@BiffBrown : Me and another alumni friend wondered if this project went anywhere. So glad to see it did! Also, if you read his story, it highlights how grades can be over-rated in terms of aptitude for a subject or passion for it. Grades often measure levels of obedience. However, what is cool is that this emerged from a challenged from Dr. Spell’s class! Apparently one of her take home quizzes asked students for ways to address that issue. That year she pretty much did her first theme based year apparently and Ebola was it. The past 2 years, I think Zika virus has been the theme. Always nice to know that there are instructors left at research universities that do encourage creativity. Emory still has some of them. Back in the day, it apparently used to be the honors classes (the project lab mentioned in the article below was a part of the honors offerings which existed before 2009 or so. Chemistry had an honors intro. course, biology had one, and honors physiology, genetics, and like a couple more. I think to mitigate the absence of such special options, biology gone toward “inquiry based labs” at the intro. level for better or worse. Beyond that, only ecology and microbiology meet this requirement to any extent. Chemistry has some interesting developments in analytical and physical and NBB has the neurophysiology lab) driving the entrepreneurial tendencies in STEM at Emory:http://www.emory.edu/EMORY_MAGAZINE/issues/2012/spring/features/solazyme.html . Solazyme is such an example (really cool! Harrison Dillon actually did his PhD at the University of Utah’s biosciences program which I have chosen to attend! This I didn’t know until I started looking at alum).
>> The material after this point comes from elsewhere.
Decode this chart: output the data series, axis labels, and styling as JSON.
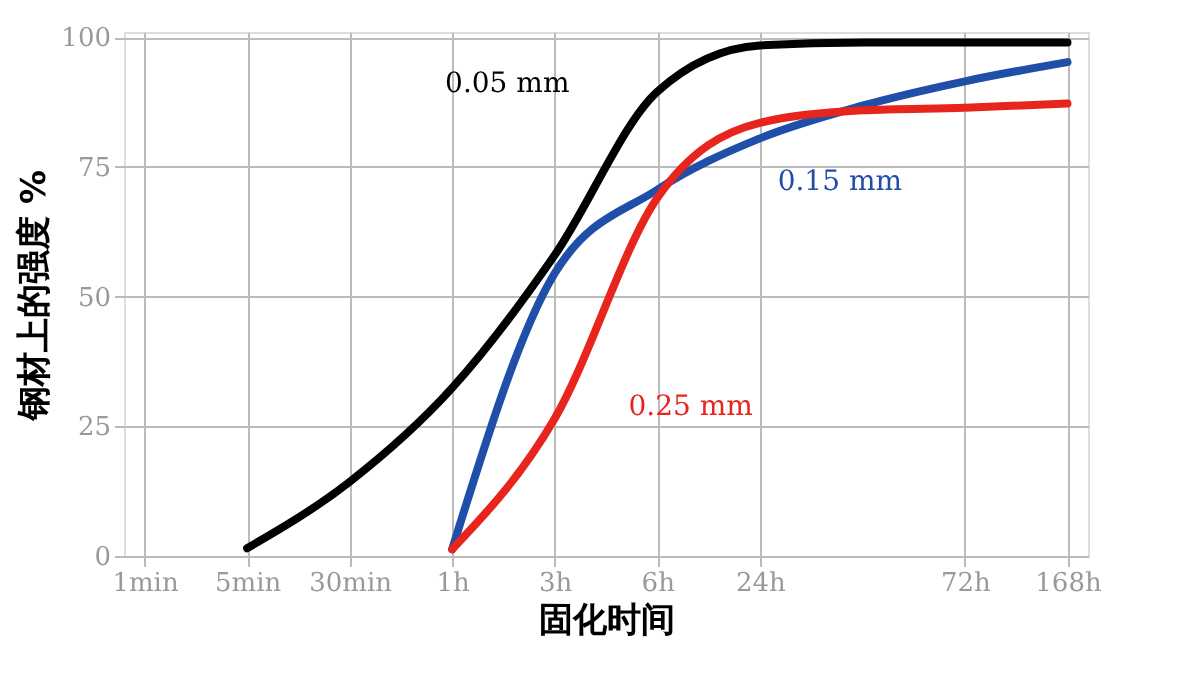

Now-a-days Emory has many lone wolves that foster this interest in research and creative thinking. Folks like Dr. Spell, Eisen, Weinert, Soria, David Lynn (via the freshman or senior ORDER seminar) and quite a few NBB instructors (like this list, mainly the lecturers). They either make their class more inquiry based, design activities and problems that are more open ended, or give students much more exposure to research (Eisen, Weinert, and the NBB faculty I refer to often requiring lots of reading and presentation of primary literature or even writing of NSF or NIH style research proposals).
Either way, seems the entrepreneurial thing really has momentum at Emory and has had it for maybe like the last 5 years. Another example of how it does not appear super shiny on paper, but many awesome things are happening on the inside for those who want to be a part of these types of things.